The study led by NASA's Jet Propulsion Laboratory (JPL) in the US combed through 15 years of data acquired by the space agency's Atmospheric Infrared Sounder (AIRS) instrument over the tropical oceans to determine the relationship between the average sea surface temperature and the onset of severe storms.
The researchers found that extreme storms -- those producing at least three millimetres of rain per hour over a 25-kilometre area -- formed when the sea surface temperature was higher than about 28 degrees Celsius.
The study, published in the journal Geophysical Research Letters, also found that, based on the data, 21 per cent more storms form for every one degree Celsius that ocean surface temperatures rise.
"It is somewhat common sense that severe storms will increase in a warmer environment.
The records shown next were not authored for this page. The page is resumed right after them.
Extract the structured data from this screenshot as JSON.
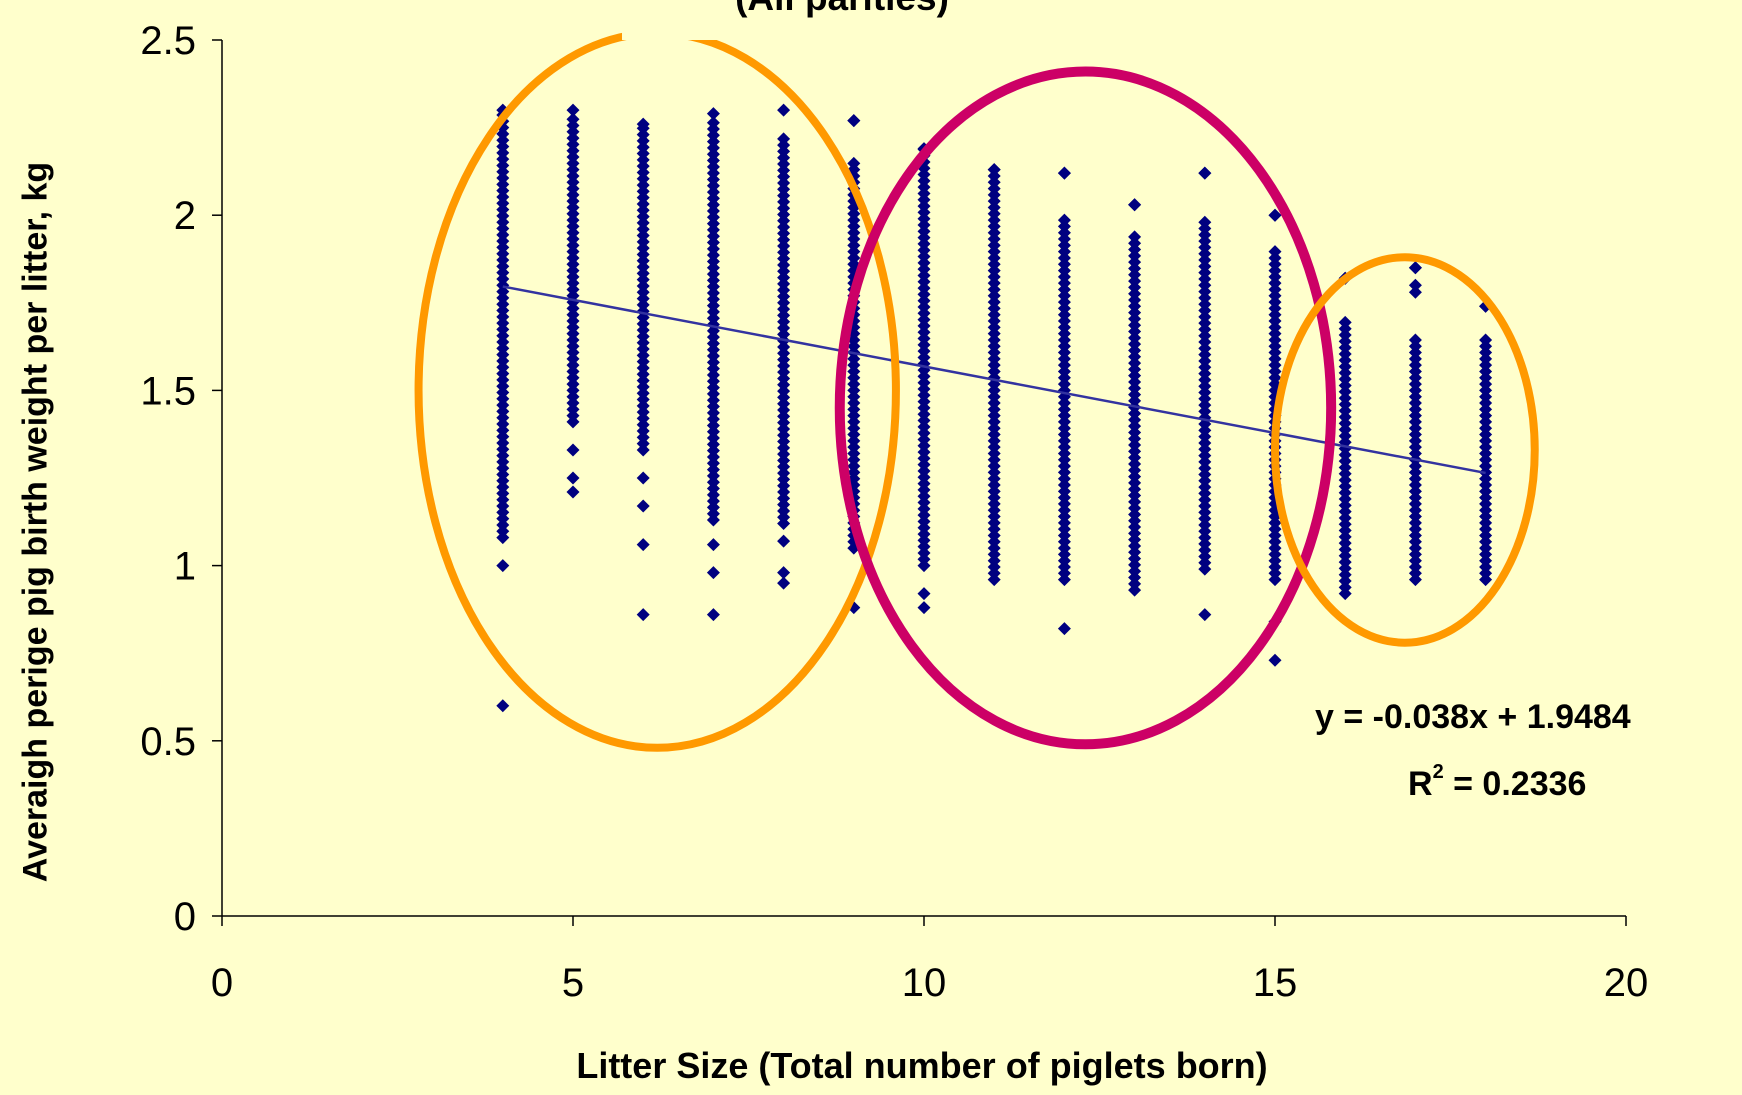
{
  "chart_data": {
    "type": "scatter",
    "title": "(All parities)",
    "xlabel": "Litter Size (Total number of piglets born)",
    "ylabel": "Averaigh perige pig birth weight per litter, kg",
    "xlim": [
      0,
      20
    ],
    "ylim": [
      0,
      2.5
    ],
    "x_ticks": [
      "0",
      "5",
      "10",
      "15",
      "20"
    ],
    "y_ticks": [
      "0",
      "0.5",
      "1",
      "1.5",
      "2",
      "2.5"
    ],
    "grid": false,
    "marker": "diamond",
    "series": [
      {
        "points_by_x": [
          {
            "x": 4,
            "min": 0.6,
            "max": 2.3,
            "dense_from": 1.08,
            "dense_to": 2.29,
            "outliers": [
              1.0,
              0.6
            ]
          },
          {
            "x": 5,
            "min": 1.21,
            "max": 2.3,
            "dense_from": 1.41,
            "dense_to": 2.29,
            "outliers": [
              1.33,
              1.25,
              1.21
            ]
          },
          {
            "x": 6,
            "min": 0.86,
            "max": 2.26,
            "dense_from": 1.33,
            "dense_to": 2.25,
            "outliers": [
              1.25,
              1.17,
              1.06,
              0.86
            ]
          },
          {
            "x": 7,
            "min": 0.86,
            "max": 2.29,
            "dense_from": 1.13,
            "dense_to": 2.28,
            "outliers": [
              1.06,
              0.98,
              0.86
            ]
          },
          {
            "x": 8,
            "min": 0.95,
            "max": 2.3,
            "dense_from": 1.12,
            "dense_to": 2.22,
            "outliers": [
              1.07,
              0.98,
              0.95
            ]
          },
          {
            "x": 9,
            "min": 0.88,
            "max": 2.27,
            "dense_from": 1.05,
            "dense_to": 2.15,
            "outliers": [
              0.88,
              2.27
            ]
          },
          {
            "x": 10,
            "min": 0.88,
            "max": 2.19,
            "dense_from": 1.0,
            "dense_to": 2.19,
            "outliers": [
              0.92,
              0.88
            ]
          },
          {
            "x": 11,
            "min": 0.96,
            "max": 2.13,
            "dense_from": 0.96,
            "dense_to": 2.13,
            "outliers": []
          },
          {
            "x": 12,
            "min": 0.82,
            "max": 2.12,
            "dense_from": 0.96,
            "dense_to": 2.0,
            "outliers": [
              2.12,
              0.82
            ]
          },
          {
            "x": 13,
            "min": 0.93,
            "max": 2.03,
            "dense_from": 0.93,
            "dense_to": 1.95,
            "outliers": [
              2.03
            ]
          },
          {
            "x": 14,
            "min": 0.86,
            "max": 2.12,
            "dense_from": 0.99,
            "dense_to": 1.98,
            "outliers": [
              2.12,
              0.86
            ]
          },
          {
            "x": 15,
            "min": 0.73,
            "max": 2.0,
            "dense_from": 0.96,
            "dense_to": 1.9,
            "outliers": [
              2.0,
              0.84,
              0.73
            ]
          },
          {
            "x": 16,
            "min": 0.92,
            "max": 1.82,
            "dense_from": 0.92,
            "dense_to": 1.7,
            "outliers": [
              1.82
            ]
          },
          {
            "x": 17,
            "min": 0.96,
            "max": 1.85,
            "dense_from": 0.96,
            "dense_to": 1.65,
            "outliers": [
              1.85,
              1.8,
              1.78
            ]
          },
          {
            "x": 18,
            "min": 0.96,
            "max": 1.74,
            "dense_from": 0.96,
            "dense_to": 1.65,
            "outliers": [
              1.74
            ]
          }
        ]
      }
    ],
    "trendline": {
      "slope": -0.038,
      "intercept": 1.9484,
      "x_start": 4,
      "x_end": 18
    },
    "annotations": {
      "equation": "y = -0.038x + 1.9484",
      "r2_label": "R",
      "r2_sup": "2",
      "r2_value": " = 0.2336"
    },
    "highlight_ellipses": [
      {
        "color": "orange",
        "cx": 6.2,
        "cy": 1.5,
        "rx": 3.4,
        "ry": 1.02
      },
      {
        "color": "crimson",
        "cx": 12.3,
        "cy": 1.45,
        "rx": 3.5,
        "ry": 0.96
      },
      {
        "color": "orange",
        "cx": 16.85,
        "cy": 1.33,
        "rx": 1.85,
        "ry": 0.55
      }
    ]
  },
  "colors": {
    "background": "#ffffcc",
    "points": "#000080",
    "trendline": "#3333a0",
    "axis": "#000000",
    "orange": "#ff9900",
    "crimson": "#cc0066"
  }
}
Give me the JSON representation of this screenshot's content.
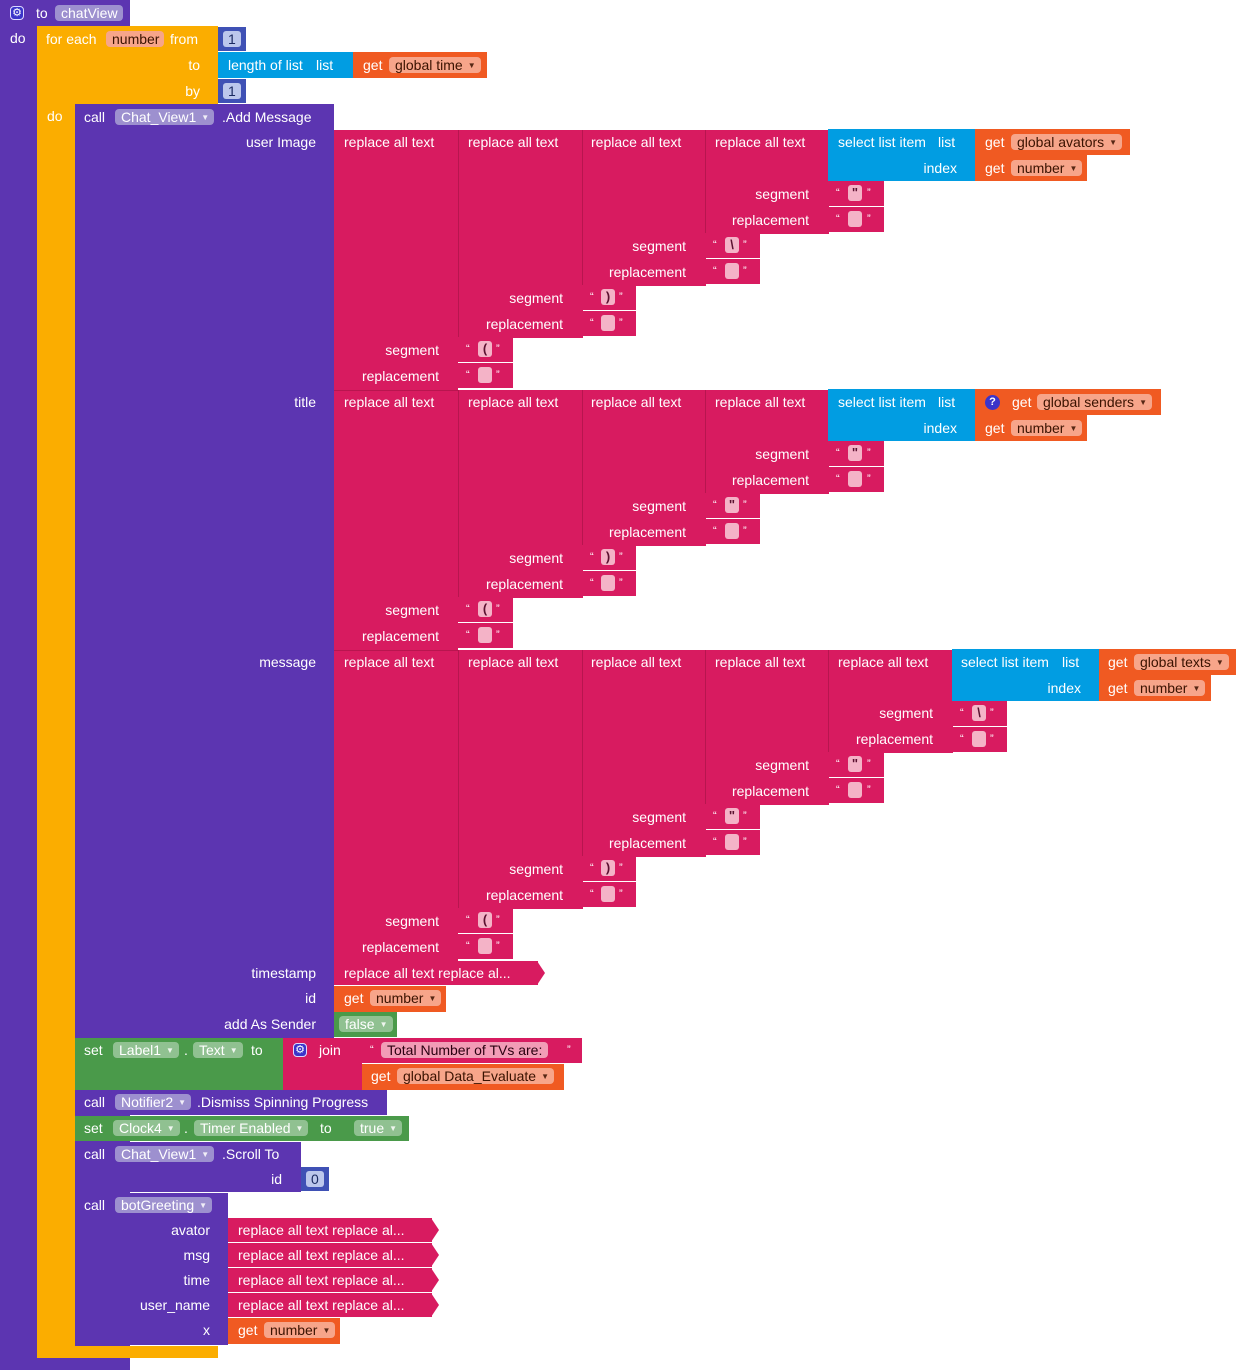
{
  "colors": {
    "procedure": "#5c35b1",
    "control": "#fbad00",
    "text": "#d81b60",
    "list": "#019de2",
    "variable": "#f05a22",
    "math": "#3f51b5",
    "logic": "#4a9a4a",
    "component": "#7e3fc2"
  },
  "procedure": {
    "keyword_to": "to",
    "name": "chatView",
    "keyword_do": "do"
  },
  "loop": {
    "keyword": "for each",
    "var": "number",
    "from_label": "from",
    "from_value": "1",
    "to_label": "to",
    "by_label": "by",
    "by_value": "1",
    "do_label": "do"
  },
  "length": {
    "label": "length of list",
    "list_label": "list"
  },
  "globals": {
    "time": "global time",
    "avators": "global avators",
    "senders": "global senders",
    "texts": "global texts",
    "data_eval": "global Data_Evaluate"
  },
  "words": {
    "get": "get",
    "call": "call",
    "set": "set",
    "to": "to",
    "dot": ".",
    "rat": "replace all text",
    "sli": "select list item",
    "list": "list",
    "index": "index",
    "segment": "segment",
    "replacement": "replacement",
    "join": "join",
    "open_q": "“",
    "close_q": "”",
    "collapsed": "replace all text replace al..."
  },
  "addmsg": {
    "component": "Chat_View1",
    "method": ".Add Message",
    "user_image": "user Image",
    "title": "title",
    "message": "message",
    "timestamp": "timestamp",
    "id": "id",
    "add_as_sender": "add As Sender",
    "false_value": "false"
  },
  "chars": {
    "quote": "\"",
    "backslash": "\\",
    "close_paren": ")",
    "open_paren": "(",
    "space": " ",
    "q_mark": "?"
  },
  "label_set": {
    "component": "Label1",
    "property": "Text",
    "text": "Total Number of TVs are: "
  },
  "notifier": {
    "component": "Notifier2",
    "method": ".Dismiss Spinning Progress"
  },
  "clock_set": {
    "component": "Clock4",
    "property": "Timer Enabled",
    "value": "true"
  },
  "scroll": {
    "component": "Chat_View1",
    "method": ".Scroll To",
    "id_label": "id",
    "id_value": "0"
  },
  "bot": {
    "name": "botGreeting",
    "avator": "avator",
    "msg": "msg",
    "time": "time",
    "user_name": "user_name",
    "x": "x"
  }
}
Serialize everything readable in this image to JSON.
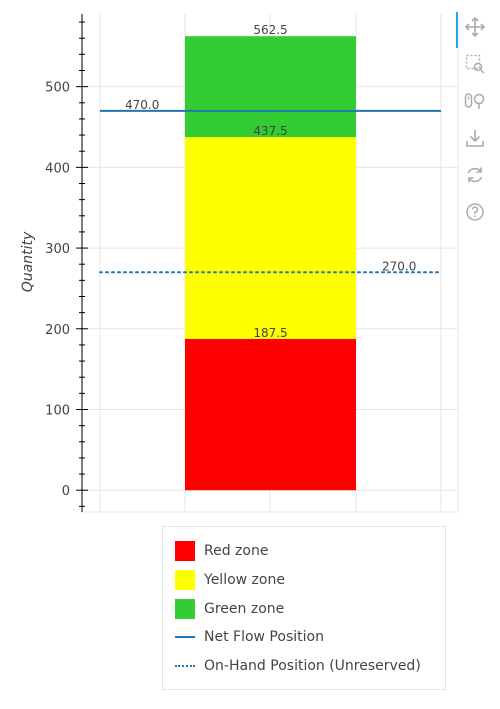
{
  "chart_data": {
    "type": "bar",
    "stacked": true,
    "ylabel": "Quantity",
    "xlabel": "",
    "ylim": [
      -27,
      590
    ],
    "y_ticks": [
      0,
      100,
      200,
      300,
      400,
      500
    ],
    "grid": true,
    "legend_position": "bottom",
    "stack": [
      {
        "name": "Red zone",
        "bottom": 0,
        "top": 187.5,
        "label": "187.5",
        "color": "#ff0000"
      },
      {
        "name": "Yellow zone",
        "bottom": 187.5,
        "top": 437.5,
        "label": "437.5",
        "color": "#ffff00"
      },
      {
        "name": "Green zone",
        "bottom": 437.5,
        "top": 562.5,
        "label": "562.5",
        "color": "#33cc33"
      }
    ],
    "lines": [
      {
        "name": "Net Flow Position",
        "value": 470.0,
        "label": "470.0",
        "style": "solid",
        "color": "#1f77b4"
      },
      {
        "name": "On-Hand Position (Unreserved)",
        "value": 270.0,
        "label": "270.0",
        "style": "dotted",
        "color": "#1f77b4"
      }
    ]
  },
  "legend": {
    "items": [
      {
        "label": "Red zone",
        "kind": "box",
        "color": "#ff0000"
      },
      {
        "label": "Yellow zone",
        "kind": "box",
        "color": "#ffff00"
      },
      {
        "label": "Green zone",
        "kind": "box",
        "color": "#33cc33"
      },
      {
        "label": "Net Flow Position",
        "kind": "solid-line",
        "color": "#1f77b4"
      },
      {
        "label": "On-Hand Position (Unreserved)",
        "kind": "dotted-line",
        "color": "#1f77b4"
      }
    ]
  },
  "toolbar": {
    "tools": [
      "pan-icon",
      "box-zoom-icon",
      "wheel-zoom-icon",
      "save-icon",
      "reset-icon",
      "help-icon"
    ],
    "accent": "#26aae1"
  }
}
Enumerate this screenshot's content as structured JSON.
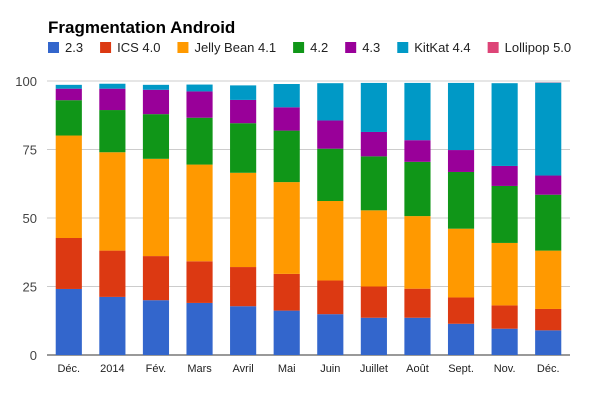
{
  "chart_data": {
    "type": "bar",
    "stacked": true,
    "title": "Fragmentation Android",
    "xlabel": "",
    "ylabel": "",
    "ylim": [
      0,
      100
    ],
    "yticks": [
      0,
      25,
      50,
      75,
      100
    ],
    "grid": true,
    "legend_position": "top",
    "categories": [
      "Déc.",
      "2014",
      "Fév.",
      "Mars",
      "Avril",
      "Mai",
      "Juin",
      "Juillet",
      "Août",
      "Sept.",
      "Nov.",
      "Déc."
    ],
    "series": [
      {
        "name": "2.3",
        "color": "#3366cc",
        "values": [
          24.1,
          21.2,
          20.0,
          19.0,
          17.8,
          16.2,
          14.9,
          13.6,
          13.6,
          11.4,
          9.6,
          9.0
        ]
      },
      {
        "name": "ICS 4.0",
        "color": "#dc3912",
        "values": [
          18.6,
          16.9,
          16.1,
          15.2,
          14.3,
          13.4,
          12.3,
          11.4,
          10.6,
          9.6,
          8.5,
          7.8
        ]
      },
      {
        "name": "Jelly Bean 4.1",
        "color": "#ff9900",
        "values": [
          37.4,
          35.9,
          35.5,
          35.3,
          34.4,
          33.5,
          29.0,
          27.8,
          26.5,
          25.1,
          22.8,
          21.3
        ]
      },
      {
        "name": "4.2",
        "color": "#109618",
        "values": [
          12.9,
          15.4,
          16.3,
          17.1,
          18.1,
          18.8,
          19.1,
          19.7,
          19.8,
          20.7,
          20.8,
          20.4
        ]
      },
      {
        "name": "4.3",
        "color": "#990099",
        "values": [
          4.2,
          7.8,
          8.9,
          9.6,
          8.5,
          8.5,
          10.3,
          8.9,
          7.9,
          8.0,
          7.3,
          7.0
        ]
      },
      {
        "name": "KitKat 4.4",
        "color": "#0099c6",
        "values": [
          1.4,
          1.8,
          1.8,
          2.5,
          5.3,
          8.5,
          13.6,
          17.9,
          20.9,
          24.5,
          30.2,
          33.9
        ]
      },
      {
        "name": "Lollipop 5.0",
        "color": "#dd4477",
        "values": [
          0,
          0,
          0,
          0,
          0,
          0,
          0,
          0,
          0,
          0,
          0,
          0.1
        ]
      }
    ]
  }
}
Thunderstorms typically occur in the warmest season of the year," said Hartmut Aumann of JPL.
"But our data provide the first quantitative estimate of how much they are likely to increase, at least for the tropical oceans," Aumann said.
Currently accepted climate models project that with a steady increase of carbon dioxide in the atmosphere (one per cent per year), tropical ocean surface temperatures may rise by as much as 2.7 degrees Celsius by the end of the century.
The study concludes that if this were to happen, we could expect the frequency of extreme storms to increase by as much as 60 percent by that time.
Although climate models are not perfect, results like these can serve as a guideline for those looking to prepare for the potential effects a changing climate may have, researchers said.
"Our results quantify and give a more visual meaning to the consequences of the predicted warming of the oceans," Aumann said.
"More storms mean more flooding, more structure damage, more crop damage and so on, unless mitigating measures are implemented," he said.